> My earlier question on that thread elicited a response that I didn't
> quite grasp. *Now* I do. You're objecting to a structualist analysis.
> Which would make sense: you're an historian, right?
>
> I take it some readings on epistemology and history have been on the
> table lately? :)
Actually, I'm usually annoyed by how anti-structuralist historians can be. (And I haven't been reading up on epistemology and history lately but any good recommendations are welcome!) It's not the existence of structures that I'm disputing, it's the nature of them. The standard image, when it comes to US foreign policy, is of some quasi-permanent imperial apparatus operating quietly in the background, more or less compelling a president to do its bidding.

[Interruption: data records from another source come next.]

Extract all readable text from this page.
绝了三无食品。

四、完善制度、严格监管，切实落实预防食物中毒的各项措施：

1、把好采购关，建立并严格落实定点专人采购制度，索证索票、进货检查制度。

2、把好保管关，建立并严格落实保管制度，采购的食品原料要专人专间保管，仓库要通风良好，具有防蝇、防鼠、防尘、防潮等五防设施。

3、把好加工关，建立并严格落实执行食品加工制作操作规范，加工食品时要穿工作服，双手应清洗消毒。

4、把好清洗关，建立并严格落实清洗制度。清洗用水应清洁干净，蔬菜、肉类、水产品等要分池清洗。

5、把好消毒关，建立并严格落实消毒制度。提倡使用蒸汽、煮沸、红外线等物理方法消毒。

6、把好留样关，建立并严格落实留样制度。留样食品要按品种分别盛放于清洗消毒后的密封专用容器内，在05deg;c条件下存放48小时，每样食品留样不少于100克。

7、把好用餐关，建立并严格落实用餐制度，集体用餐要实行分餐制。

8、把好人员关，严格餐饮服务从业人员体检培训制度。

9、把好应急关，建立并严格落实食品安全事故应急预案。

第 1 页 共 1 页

For example, the assumption seems to be that Obama is surging forces into Afghanistan now because this is somehow an imperative for running "the empire." As far as I can tell, though, Obama is doing it just because he promised he would in the campaign. And he made the promise as a way to signal to the electorate that he wasn't a peacenik, in light of his pledge to withdraw from Iraq. As far as aggrandizing an American empire is concerned, I can't think of a place less relevant to doing that than Afghanistan. (During the Cold War, Afghanistan was the standard example people would cite of a place that was strategically irrelevant for America. We ended up sponsoring the Mujahideen to give the Soviets their own Vietnam; what we're doing today is more likely to end up giving ourselves one.)
So the idea that running for president is "like applying for a position whose job description is world's chief terrorist" - it sounds a little deterministic to me.